Neste sentido, o TJUE proferiu, no âmbito do processo C-271/12, de 8 de Maio de 2013, o entendimento de que "Às disposições da Sexta Directiva 77/388/CEE do Conselho, de 17 de Maio de 1977, (...), devem ser interpretadas no sentido de que não se opõem a uma regulamentação nacional como a que está em causa no processo principal, por força da qual o direito a dedução do imposto sobre o valor acrescentado pode ser recusado a sujeitos passivos destinatários de serviços, que possuem facturas incompletas, não obstante terem sido completadas mediante a apresentação de documentos com o objectivo de provar a realidade, a natureza e o montante das operações faturadas após a adoção de tal decisão de recusa.".
Neste contexto, resultam justificadas as correcções feitas pelos serviços de fiscalização e que tiveram como base a não aceitação das correspondentes deduções de IVA, relativas às facturas referente ao "Acerto de preços aos preços apresentados", por falta de suporte legal, ou seja, com inobservância do disposto no já citado artigo 35º, n.º 5 do Código do IVA, a que actualmente corresponde o artigo 36º, nº 5, uma vez que as mesmas não permitem identificar os termos nem os bens sobre os quais o "acerto de preços" de baseou, riem efectuar um cabal controlo do imposto.

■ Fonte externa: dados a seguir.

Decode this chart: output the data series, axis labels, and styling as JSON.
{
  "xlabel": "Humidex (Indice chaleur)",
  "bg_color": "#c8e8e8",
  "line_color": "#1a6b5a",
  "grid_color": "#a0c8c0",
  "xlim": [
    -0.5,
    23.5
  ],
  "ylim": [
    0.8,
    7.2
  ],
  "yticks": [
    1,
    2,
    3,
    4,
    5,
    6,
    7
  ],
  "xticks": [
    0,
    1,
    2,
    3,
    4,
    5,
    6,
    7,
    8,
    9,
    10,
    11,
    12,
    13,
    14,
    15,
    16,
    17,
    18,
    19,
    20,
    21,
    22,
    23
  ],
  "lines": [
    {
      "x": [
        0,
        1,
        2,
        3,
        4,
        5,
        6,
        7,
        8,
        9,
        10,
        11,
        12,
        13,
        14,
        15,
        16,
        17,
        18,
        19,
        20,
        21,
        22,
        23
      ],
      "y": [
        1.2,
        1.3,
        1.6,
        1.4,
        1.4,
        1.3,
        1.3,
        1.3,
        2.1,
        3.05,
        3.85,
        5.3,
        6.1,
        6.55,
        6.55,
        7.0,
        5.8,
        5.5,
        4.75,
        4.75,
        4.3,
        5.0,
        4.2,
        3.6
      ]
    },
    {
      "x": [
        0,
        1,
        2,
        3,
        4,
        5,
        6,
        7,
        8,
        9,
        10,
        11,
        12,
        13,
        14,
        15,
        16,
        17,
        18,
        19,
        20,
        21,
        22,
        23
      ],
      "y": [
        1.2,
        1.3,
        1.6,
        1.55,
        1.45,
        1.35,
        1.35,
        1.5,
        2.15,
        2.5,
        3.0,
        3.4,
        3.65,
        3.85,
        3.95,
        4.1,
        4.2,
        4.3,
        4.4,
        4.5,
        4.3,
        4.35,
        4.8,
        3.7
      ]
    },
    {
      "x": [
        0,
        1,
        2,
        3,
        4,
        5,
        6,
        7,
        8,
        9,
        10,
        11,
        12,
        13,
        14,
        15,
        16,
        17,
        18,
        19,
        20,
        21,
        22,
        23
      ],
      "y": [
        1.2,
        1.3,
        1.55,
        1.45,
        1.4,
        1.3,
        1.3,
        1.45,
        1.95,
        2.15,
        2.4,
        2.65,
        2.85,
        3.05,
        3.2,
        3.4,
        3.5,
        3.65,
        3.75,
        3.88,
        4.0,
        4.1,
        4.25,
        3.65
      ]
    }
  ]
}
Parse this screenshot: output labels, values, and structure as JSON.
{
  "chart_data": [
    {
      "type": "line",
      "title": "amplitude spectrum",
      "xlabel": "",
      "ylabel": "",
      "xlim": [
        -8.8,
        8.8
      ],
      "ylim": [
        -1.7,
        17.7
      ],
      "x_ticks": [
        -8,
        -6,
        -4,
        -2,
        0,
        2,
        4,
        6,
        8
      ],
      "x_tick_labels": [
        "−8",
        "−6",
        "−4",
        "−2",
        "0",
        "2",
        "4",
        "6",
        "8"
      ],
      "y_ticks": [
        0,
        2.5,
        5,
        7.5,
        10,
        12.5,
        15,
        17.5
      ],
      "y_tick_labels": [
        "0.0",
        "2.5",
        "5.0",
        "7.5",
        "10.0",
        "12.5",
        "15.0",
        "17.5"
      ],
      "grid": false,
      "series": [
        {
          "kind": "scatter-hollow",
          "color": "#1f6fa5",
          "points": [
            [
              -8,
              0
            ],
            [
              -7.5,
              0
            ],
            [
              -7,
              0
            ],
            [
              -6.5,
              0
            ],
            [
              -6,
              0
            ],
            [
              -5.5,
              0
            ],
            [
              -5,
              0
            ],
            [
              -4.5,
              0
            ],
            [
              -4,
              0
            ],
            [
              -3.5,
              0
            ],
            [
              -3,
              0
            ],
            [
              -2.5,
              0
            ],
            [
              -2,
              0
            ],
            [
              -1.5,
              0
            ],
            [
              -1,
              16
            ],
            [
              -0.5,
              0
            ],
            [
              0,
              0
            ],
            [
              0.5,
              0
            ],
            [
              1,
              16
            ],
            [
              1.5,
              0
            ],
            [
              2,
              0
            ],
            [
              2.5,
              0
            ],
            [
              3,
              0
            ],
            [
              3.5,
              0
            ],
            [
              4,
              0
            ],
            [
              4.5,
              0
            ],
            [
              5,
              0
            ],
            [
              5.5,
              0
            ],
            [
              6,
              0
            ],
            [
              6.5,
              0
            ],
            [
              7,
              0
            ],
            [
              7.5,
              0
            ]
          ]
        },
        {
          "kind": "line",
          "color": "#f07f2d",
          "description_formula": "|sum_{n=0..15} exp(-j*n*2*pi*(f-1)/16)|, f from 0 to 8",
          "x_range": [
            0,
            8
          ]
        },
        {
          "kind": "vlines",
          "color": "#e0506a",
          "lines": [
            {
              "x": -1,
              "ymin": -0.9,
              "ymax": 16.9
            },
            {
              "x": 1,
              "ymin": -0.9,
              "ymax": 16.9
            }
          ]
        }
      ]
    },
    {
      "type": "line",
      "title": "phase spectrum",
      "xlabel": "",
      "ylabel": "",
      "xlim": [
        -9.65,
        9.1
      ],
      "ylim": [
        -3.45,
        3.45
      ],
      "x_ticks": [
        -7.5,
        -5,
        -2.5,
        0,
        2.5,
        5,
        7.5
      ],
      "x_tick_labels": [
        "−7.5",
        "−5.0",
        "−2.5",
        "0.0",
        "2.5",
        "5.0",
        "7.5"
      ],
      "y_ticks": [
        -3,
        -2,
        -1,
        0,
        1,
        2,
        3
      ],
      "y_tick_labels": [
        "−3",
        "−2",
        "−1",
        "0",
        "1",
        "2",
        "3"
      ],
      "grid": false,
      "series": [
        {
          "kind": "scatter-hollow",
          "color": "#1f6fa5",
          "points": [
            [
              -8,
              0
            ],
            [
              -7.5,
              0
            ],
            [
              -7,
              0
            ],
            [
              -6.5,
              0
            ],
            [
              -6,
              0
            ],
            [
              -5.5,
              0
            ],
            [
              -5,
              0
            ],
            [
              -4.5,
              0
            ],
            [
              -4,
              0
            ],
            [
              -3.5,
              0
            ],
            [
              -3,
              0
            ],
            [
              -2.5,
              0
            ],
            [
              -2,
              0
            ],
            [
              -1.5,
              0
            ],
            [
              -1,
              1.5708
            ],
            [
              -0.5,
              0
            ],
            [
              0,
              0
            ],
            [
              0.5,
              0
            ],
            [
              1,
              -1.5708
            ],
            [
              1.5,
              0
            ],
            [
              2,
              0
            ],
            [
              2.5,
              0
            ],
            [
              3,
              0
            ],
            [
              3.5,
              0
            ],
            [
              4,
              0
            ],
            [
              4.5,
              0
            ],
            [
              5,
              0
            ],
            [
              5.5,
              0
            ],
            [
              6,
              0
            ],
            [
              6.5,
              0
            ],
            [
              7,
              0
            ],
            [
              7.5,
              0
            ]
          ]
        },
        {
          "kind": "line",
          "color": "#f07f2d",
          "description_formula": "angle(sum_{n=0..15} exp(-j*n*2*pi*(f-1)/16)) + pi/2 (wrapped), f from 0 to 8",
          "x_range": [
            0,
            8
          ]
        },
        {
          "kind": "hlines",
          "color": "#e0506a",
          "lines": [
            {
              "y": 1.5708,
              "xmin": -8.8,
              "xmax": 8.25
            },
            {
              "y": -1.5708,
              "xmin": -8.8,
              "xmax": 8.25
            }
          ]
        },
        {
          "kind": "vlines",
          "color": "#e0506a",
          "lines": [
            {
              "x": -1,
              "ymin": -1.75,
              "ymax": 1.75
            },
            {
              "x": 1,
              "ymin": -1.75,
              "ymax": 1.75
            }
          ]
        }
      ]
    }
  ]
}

No que se refere à dedução, peia Requerente, do imposto constante das facturas emitidas, pela ... à requerente, identificadas com a sigla "LOG", durante os meses de Outubro, Novembro e Dezembro -um conjunto de 16 facturas juntas aos autos -, cujo descritivo mencionava apenas "logística", "custos de transporte", armazenagem", "formação, embalagem e manuseamento", o tribunal analisou a conformidade da sua forma legal com os requisitos exigidos pelo Código do IVA. O descritivo das referidas facturas, muito embora identifique a natureza dos serviços prestados, não permite determinar, em concreto, se o enquadramento de IVA aplicado - no caso, tributação a taxa normal - é o adequado.
Com efeito, embora se conheça, do descritivo das facturas em causa, que a natureza dos serviços prestados respeitam a logística, ou a serviços de transporte, ou a serviços de manuseamento e acondicionamento de bens, ou mesmo a formação, não consta de tais documentos informação que permita identificar o correcto enquadramento, em matéria de IVA, de cada um dos serviços em causa, designadamente, por exemplo, se o transporte de bens respeita a transportes intracomunitários ou se o mesmo respeita a transportes em território nacional ou entre as regiões autónomas da Madeira e dos Açores, ou entre qualquer um destes locais, ou ainda se os serviços de manuseamento e acondicionamento dos bens respeitam a serviços acessórios desse tipo de transportes, ou mesmo em que local foi ministrada a formação - em território nacional ou noutro território - questões que poderiam determinar um enquadramento, em sede de IVA, diferente daquele que foi aplicado. Acresce que não consta da defesa preparada pela Requerente ou da prova testemunhal por esta apresentada, qualquer informação que permita sequer aferir dessas especificações. Por último, existem indícios bem fundamentados pela Requerida, não contestados pela Requerente, que os serviços titulados por tais documentos não terão sido efectivamente prestados, uma vez que ficou provado que a ... não possuía, à data, uma estrutura empresarial apta para o efeito, designadamente por não ter pessoal ao seu serviço e por ter insuficiente volume de aquisições a terceiros que, desde logo, permitiram concluir que aquela entidade não recorreu à subcontratação de tais serviços...”.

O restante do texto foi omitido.